This pantry staple is a homemade mac n cheese recipe. It is kid-friendly and stores really well as a “meal in a jar” for easy lunches or dinners. That is something you must think about as a prepper when planning long-term storage meals. If you have young children (or adults with sensory issues), having comfort foods on hand is very important. It’s not they cannot eat whatever you make, but if times are hard, having an option that they will like on hand? That in itself can help one relax and not be overwhelmed. It can make tough times a lot easier for everyone.
Boxed mac n’ cheese is universally popular, but if like me you cannot stand the squishy pasta (it’s so unappetizing to me) and the chalky powder sauce mix, you can make an improved version easily. And you don’t need fresh butter or milk on hand to make it, as it uses dried versions of both.
Consider if you are in the middle of a bad storm. With lots of snow and ice, driving to town for supplies just isn’t a safe situation. Our island has been a mess for nearly the past week. Today was supposed to finally warm up, with promises that the ice rink outside would finally melt. Meanwhile, Mother Nature instead dumped snow for hours today. Having a well-stocked pantry goes far in creating meals.
I made this recipe with whole-grain pasta, you can use what you like. White pasta will be the most child-friendly of course. Try to find the lowest cooking time to conserve fuel. The whole grain Barilla is 6 minutes. The kids here have accepted Mom tries to push at least some nutrition into them.
When I do meals in a jar, I try to think out the cooking. As we have a gas stove, and plenty of hiking stoves on hand, I know I can cook meals and not just plan “add boiling water” meals. This would be a recipe though where you need water to make it, and water to clean up with. For a storm where you are stuck at home, it’s a great option. I keep the just add boiling water for when the power is out here and the well is down due to it.
Better than boxed Mac n’ Cheese recipe
- 12 ounces macaroni
- 2/3 cup cheese powder
- 2 Tbsp dry milk
- 4 tsp butter powder
- ½ tsp dry mustard
- ¼ tsp fine sea salt
- ¼ tsp ground black pepper
- ¼ tsp granulated garlic
Take a clean/dry wide-mouth mason jar and pour the macaroni into it. Tap the jar gently to settle the pasta.
Add the remaining ingredients into a bowl, and whisk until smooth.
If storing long-term, pour the dry ingredients into a plastic bag, seal, pushing out air, then place on top of the macaroni and seal the jar.
Fill a medium-sized pot with water, and bring to a boil. Add in macaroni, and cook as directed on the package for al dente (don’t overcook).
Drain in a colander and shake well.
Meanwhile, add the dry ingredients into the mason jar, pour in 1½ cups water, seal the jar, and shake till smooth.

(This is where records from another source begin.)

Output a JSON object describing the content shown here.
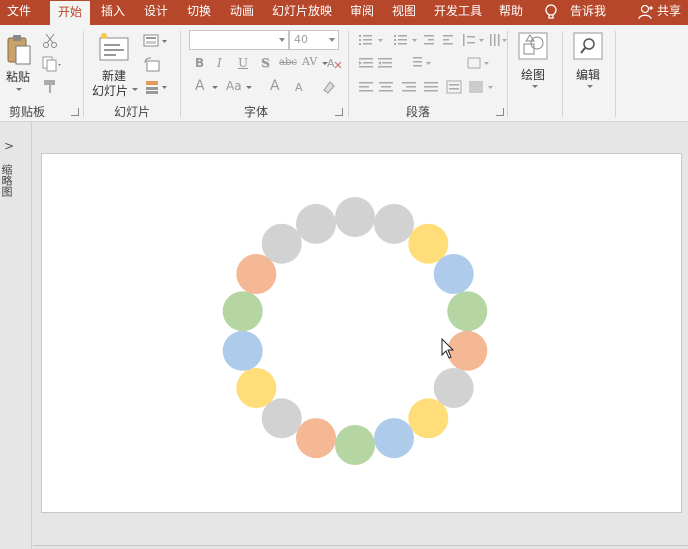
{
  "menu": {
    "tabs": [
      {
        "label": "文件"
      },
      {
        "label": "开始",
        "active": true
      },
      {
        "label": "插入"
      },
      {
        "label": "设计"
      },
      {
        "label": "切换"
      },
      {
        "label": "动画"
      },
      {
        "label": "幻灯片放映"
      },
      {
        "label": "审阅"
      },
      {
        "label": "视图"
      },
      {
        "label": "开发工具"
      },
      {
        "label": "帮助"
      }
    ],
    "tell_me": "告诉我",
    "share": "共享"
  },
  "ribbon": {
    "clipboard": {
      "paste_label": "粘贴",
      "group_label": "剪贴板"
    },
    "slides": {
      "new_slide_line1": "新建",
      "new_slide_line2": "幻灯片",
      "group_label": "幻灯片"
    },
    "font": {
      "font_name": "",
      "font_size": "40",
      "group_label": "字体"
    },
    "paragraph": {
      "group_label": "段落"
    },
    "drawing": {
      "label": "绘图"
    },
    "editing": {
      "label": "编辑"
    }
  },
  "thumbnail_pane": {
    "label": "缩略图"
  },
  "slide": {
    "circle_count": 18,
    "colors": {
      "gray": "#d2d2d2",
      "yellow": "#ffde7a",
      "blue": "#aecbeb",
      "green": "#b5d6a3",
      "orange": "#f4b894"
    },
    "circle_colors": [
      "gray",
      "gray",
      "yellow",
      "blue",
      "green",
      "orange",
      "gray",
      "yellow",
      "blue",
      "green",
      "orange",
      "gray",
      "yellow",
      "blue",
      "green",
      "orange",
      "gray",
      "gray"
    ]
  },
  "theme": {
    "accent": "#b7472a",
    "ribbon_bg": "#f3f3f3",
    "workspace_bg": "#e6e6e6"
  }
}
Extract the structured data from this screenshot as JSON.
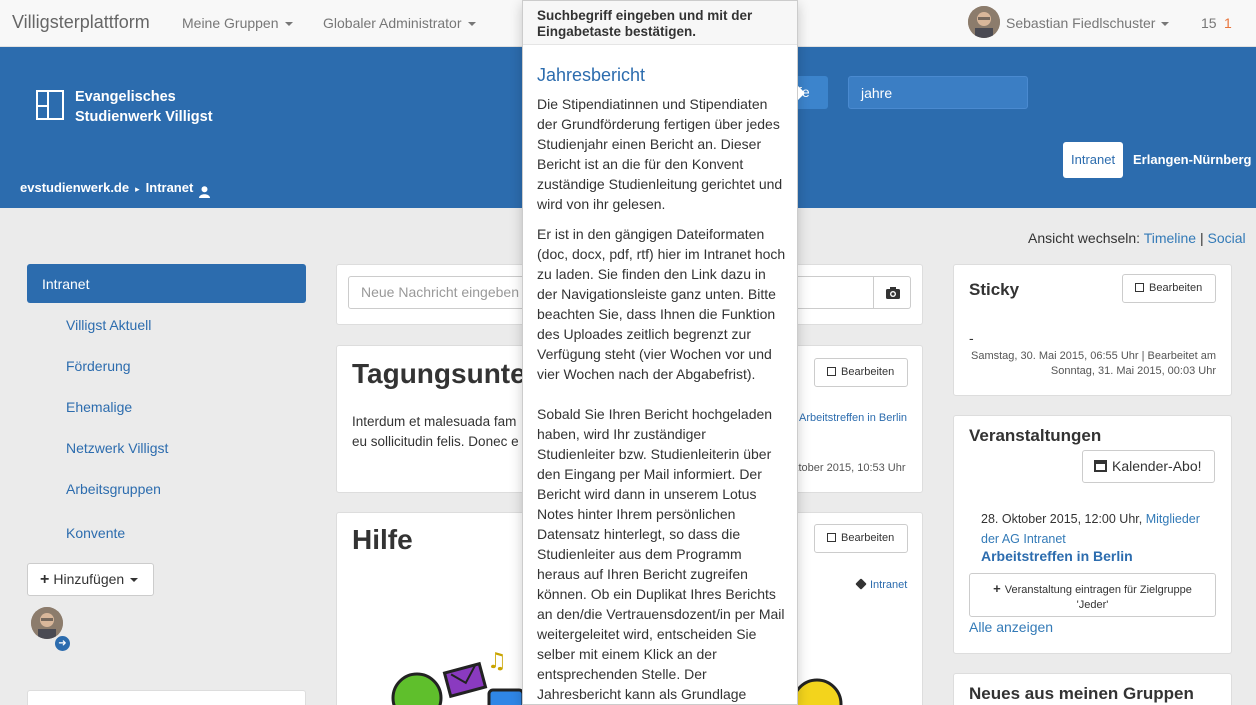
{
  "topnav": {
    "brand": "Villigsterplattform",
    "menu_groups": "Meine Gruppen",
    "menu_admin": "Globaler Administrator",
    "user_name": "Sebastian Fiedlschuster",
    "count_messages": "15",
    "count_notifications": "1"
  },
  "header": {
    "logo_text": "Evangelisches\nStudienwerk Villigst",
    "hilfe_label": "fe",
    "search_value": "jahre",
    "pill_intranet": "Intranet",
    "pill_erlangen": "Erlangen-Nürnberg",
    "breadcrumb_root": "evstudienwerk.de",
    "breadcrumb_current": "Intranet"
  },
  "switch_view": {
    "label": "Ansicht wechseln:",
    "timeline": "Timeline",
    "separator": "|",
    "social": "Social"
  },
  "sidebar": {
    "active": "Intranet",
    "items": [
      "Villigst Aktuell",
      "Förderung",
      "Ehemalige",
      "Netzwerk Villigst",
      "Arbeitsgruppen",
      "Konvente"
    ],
    "add_button": "Hinzufügen"
  },
  "main": {
    "new_message_placeholder": "Neue Nachricht eingeben",
    "posts": [
      {
        "title": "Tagungsunter",
        "edit": "Bearbeiten",
        "tag": "Arbeitstreffen in Berlin",
        "body_line1": "Interdum et malesuada fam",
        "body_line2": "eu sollicitudin felis. Donec e",
        "meta": "ktober 2015, 10:53 Uhr"
      },
      {
        "title": "Hilfe",
        "edit": "Bearbeiten",
        "tag": "Intranet"
      }
    ]
  },
  "popover": {
    "header": "Suchbegriff eingeben und mit der Eingabetaste bestätigen.",
    "title": "Jahresbericht",
    "para1": "Die Stipendiatinnen und Stipendiaten der Grundförderung fertigen über jedes Studienjahr einen Bericht an. Dieser Bericht ist an die für den Konvent zuständige Studienleitung gerichtet und wird von ihr gelesen.",
    "para2": "Er ist in den gängigen Dateiformaten (doc, docx, pdf, rtf) hier im Intranet hoch zu laden. Sie finden den Link dazu in der Navigationsleiste ganz unten. Bitte beachten Sie, dass Ihnen die Funktion des Uploades zeitlich begrenzt zur Verfügung steht (vier Wochen vor und vier Wochen nach der Abgabefrist).",
    "para3": "Sobald Sie Ihren Bericht hochgeladen haben, wird Ihr zuständiger Studienleiter bzw. Studienleiterin über den Eingang per Mail informiert. Der Bericht wird dann in unserem Lotus Notes hinter Ihrem persönlichen Datensatz hinterlegt, so dass die Studienleiter aus dem Programm heraus auf Ihren Bericht zugreifen können. Ob ein Duplikat Ihres Berichts an den/die Vertrauensdozent/in per Mail weitergeleitet wird, entscheiden Sie selber mit einem Klick an der entsprechenden Stelle. Der Jahresbericht kann als Grundlage"
  },
  "right": {
    "sticky": {
      "title": "Sticky",
      "edit": "Bearbeiten",
      "content": "-",
      "meta_line1": "Samstag, 30. Mai 2015, 06:55 Uhr | Bearbeitet am",
      "meta_line2": "Sonntag, 31. Mai 2015, 00:03 Uhr"
    },
    "events": {
      "title": "Veranstaltungen",
      "calendar_button": "Kalender-Abo!",
      "event_date": "28. Oktober 2015, 12:00 Uhr,",
      "event_group": "Mitglieder der AG Intranet",
      "event_title": "Arbeitstreffen in Berlin",
      "add_event_button": "Veranstaltung eintragen für Zielgruppe 'Jeder'",
      "show_all": "Alle anzeigen"
    },
    "news": {
      "title": "Neues aus meinen Gruppen"
    }
  },
  "colors": {
    "primary_blue": "#2c6cae",
    "link_blue": "#337ab7",
    "page_bg": "#ebebeb",
    "notification_orange": "#e8743b"
  }
}
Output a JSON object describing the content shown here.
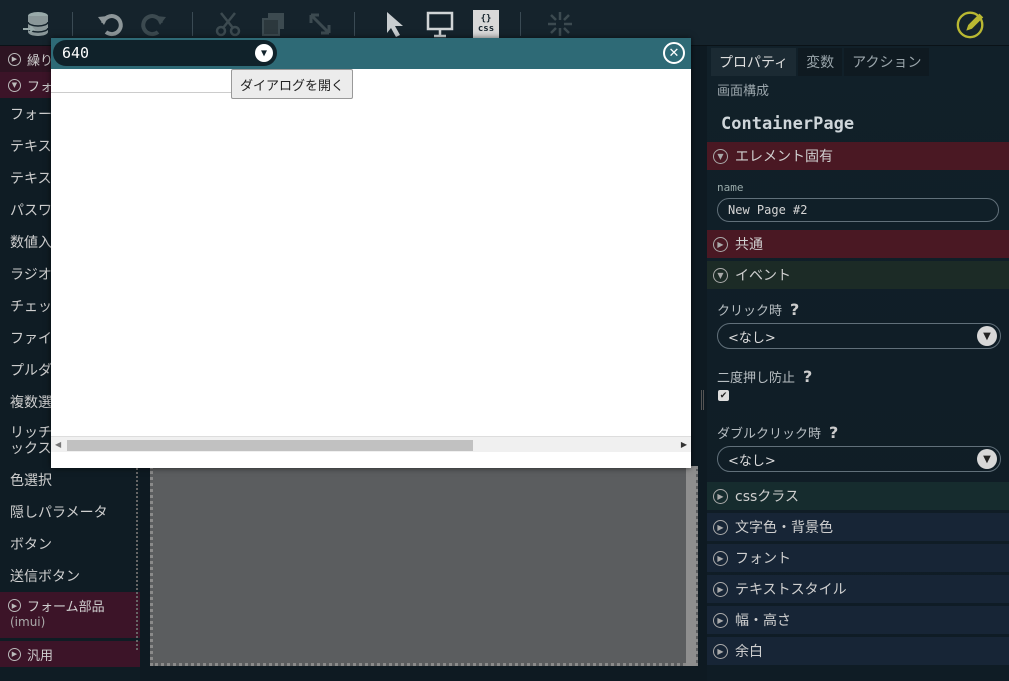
{
  "toolbar": {
    "icons": [
      "database-icon",
      "undo-icon",
      "redo-icon",
      "cut-icon",
      "copy-icon",
      "move-icon",
      "pointer-icon",
      "preview-icon",
      "css-icon",
      "sparkle-icon",
      "edit-icon"
    ],
    "css_label": "css"
  },
  "left_panel": {
    "top_section": "繰り",
    "form_section": "フォ",
    "items": [
      "フォー",
      "テキス",
      "テキス",
      "パスワ",
      "数値入",
      "ラジオ",
      "チェッ",
      "ファイ",
      "プルダ",
      "複数選"
    ],
    "rich_text": "リッチ",
    "rich_text_2": "ックス",
    "items2": [
      "色選択",
      "隠しパラメータ",
      "ボタン",
      "送信ボタン"
    ],
    "form_parts_section": "フォーム部品",
    "form_parts_sub": "(imui)",
    "general_section": "汎用"
  },
  "dialog": {
    "width_value": "640",
    "open_button": "ダイアログを開く"
  },
  "right_panel": {
    "tabs": [
      "プロパティ",
      "変数",
      "アクション"
    ],
    "subtab": "画面構成",
    "component_name": "ContainerPage",
    "sections": {
      "element": "エレメント固有",
      "common": "共通",
      "event": "イベント",
      "css_class": "cssクラス",
      "color": "文字色・背景色",
      "font": "フォント",
      "text_style": "テキストスタイル",
      "size": "幅・高さ",
      "margin": "余白"
    },
    "name_label": "name",
    "name_value": "New Page #2",
    "click_label": "クリック時",
    "click_value": "<なし>",
    "double_press_label": "二度押し防止",
    "double_click_label": "ダブルクリック時",
    "double_click_value": "<なし>",
    "help_glyph": "?"
  }
}
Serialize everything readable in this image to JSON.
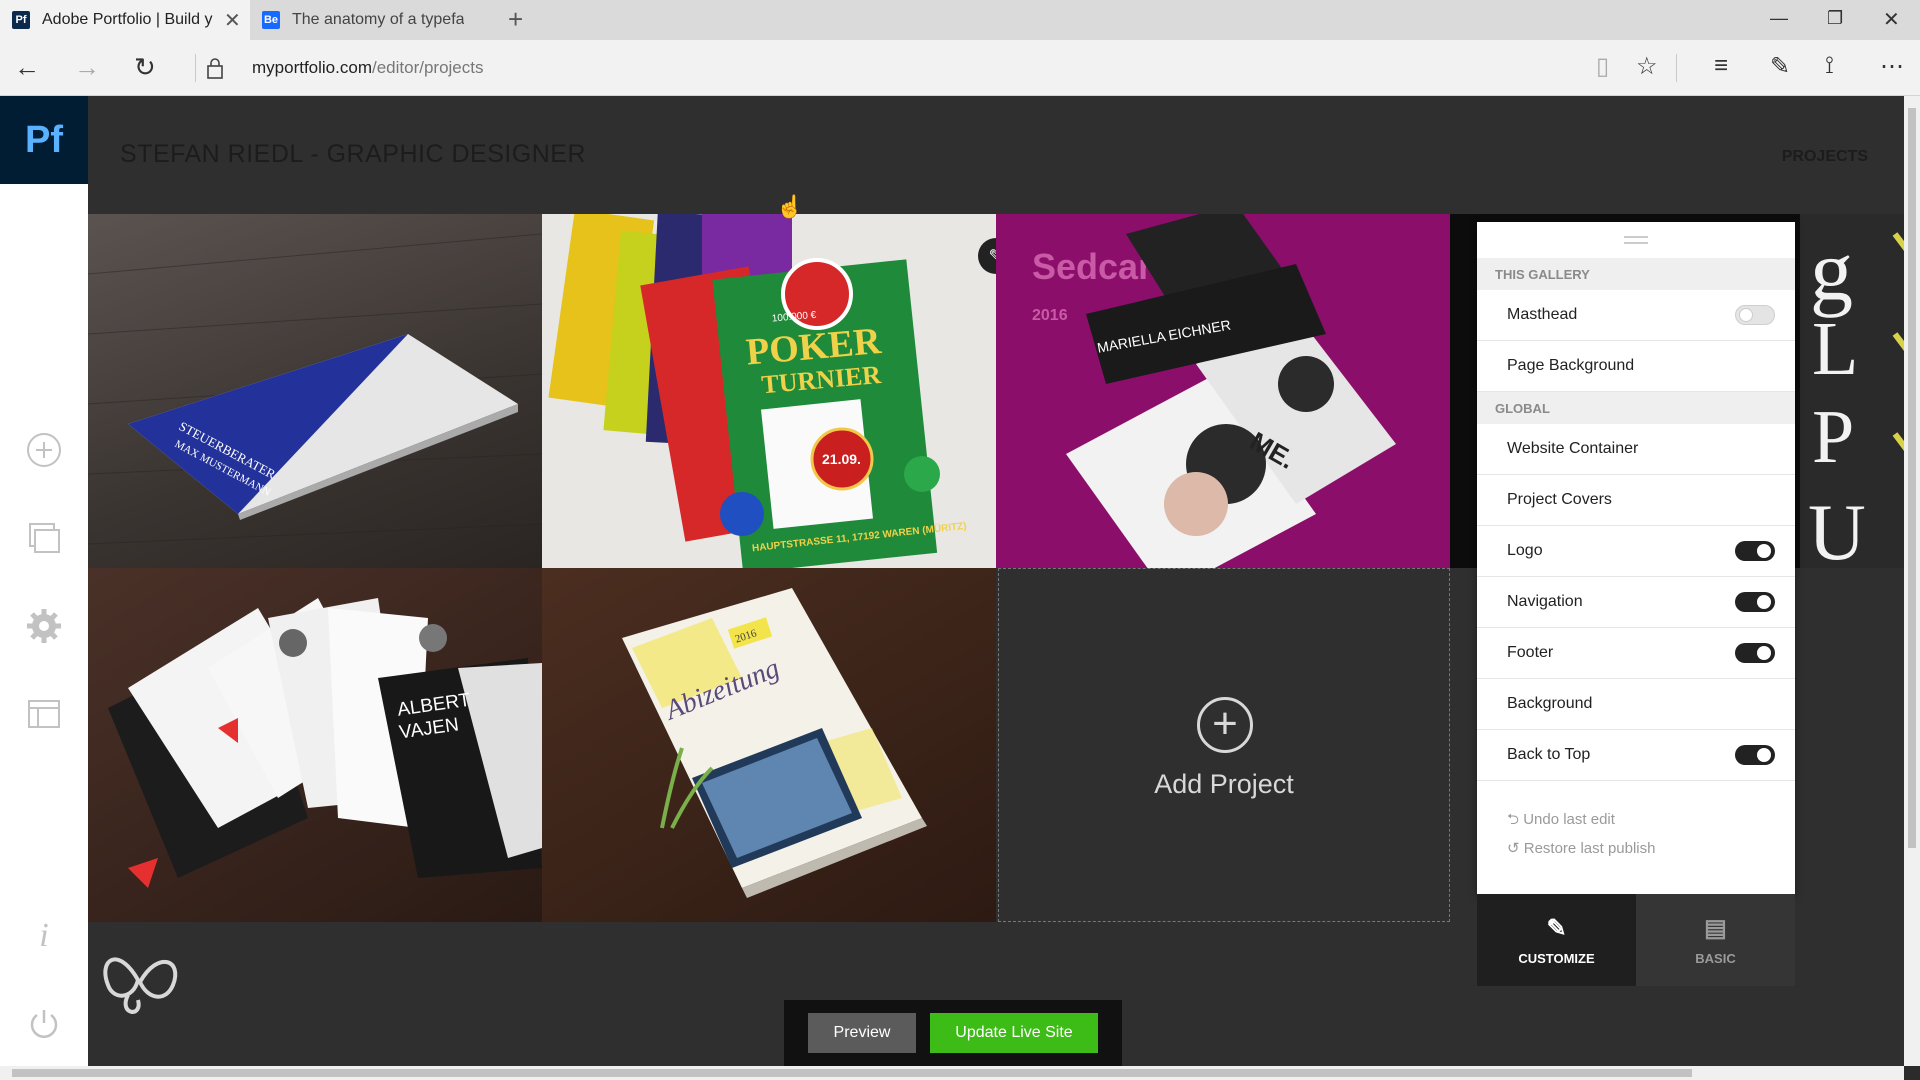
{
  "browser": {
    "tabs": [
      {
        "label": "Adobe Portfolio | Build y",
        "favicon": "Pf",
        "favicon_color": "#0a2b4e",
        "active": true
      },
      {
        "label": "The anatomy of a typeface (",
        "favicon": "Be",
        "favicon_color": "#1769ff",
        "active": false
      }
    ],
    "url_domain": "myportfolio.com",
    "url_path": "/editor/projects"
  },
  "rail": {
    "logo": "Pf",
    "icons": [
      "add-icon",
      "pages-icon",
      "settings-icon",
      "layout-icon",
      "info-icon",
      "power-icon"
    ]
  },
  "site": {
    "title": "STEFAN RIEDL - GRAPHIC DESIGNER",
    "nav": "PROJECTS"
  },
  "tiles": {
    "t1_text": [
      "STEUERBERATER",
      "MAX MUSTERMANN"
    ],
    "t2_text": [
      "POKER",
      "TURNIER",
      "21.09.",
      "HAUPTSTRASSE 11, 17192 WAREN (MÜRITZ)",
      "100.000 €"
    ],
    "t3_text": [
      "Sedcards",
      "2016",
      "MARIELLA EICHNER",
      "ME."
    ],
    "t4_text": [
      "g",
      "L",
      "P",
      "U"
    ],
    "t5_text": [
      "ALBERT",
      "VAJEN"
    ],
    "t6_text": [
      "Abizeitung",
      "2016"
    ]
  },
  "add_project": {
    "label": "Add Project"
  },
  "panel": {
    "section_gallery": "THIS GALLERY",
    "gallery_rows": [
      {
        "label": "Masthead",
        "toggle": "off"
      },
      {
        "label": "Page Background",
        "toggle": null
      }
    ],
    "section_global": "GLOBAL",
    "global_rows": [
      {
        "label": "Website Container",
        "toggle": null
      },
      {
        "label": "Project Covers",
        "toggle": null
      },
      {
        "label": "Logo",
        "toggle": "on"
      },
      {
        "label": "Navigation",
        "toggle": "on"
      },
      {
        "label": "Footer",
        "toggle": "on"
      },
      {
        "label": "Background",
        "toggle": null
      },
      {
        "label": "Back to Top",
        "toggle": "on"
      }
    ],
    "undo": "Undo last edit",
    "restore": "Restore last publish",
    "tab_customize": "CUSTOMIZE",
    "tab_basic": "BASIC"
  },
  "publish": {
    "preview": "Preview",
    "update": "Update Live Site",
    "colors": {
      "update": "#3dbb16",
      "preview": "#5b5b5b"
    }
  }
}
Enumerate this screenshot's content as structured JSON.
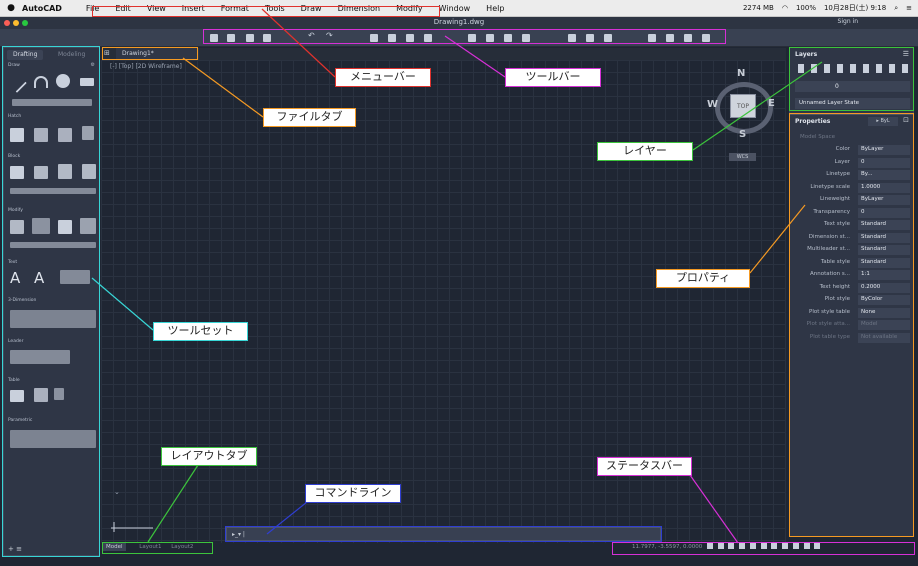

Pour the sauce into the pasta pot, bring to a simmer over medium heat, and add the hot pasta. Cook for a minute or two, stirring constantly to coat the pasta.
The sauce continues to thicken as it cools.
Serves 3 to 4 smaller appetites. To serve bigger ones, consider adding in shelf-stable bacon bits or a can of drained chicken breast when you heat the sauce up.
If your eaters have sensory issues, you can leave the pepper, garlic, and dry mustard out. If you like it salty, double the salt called for.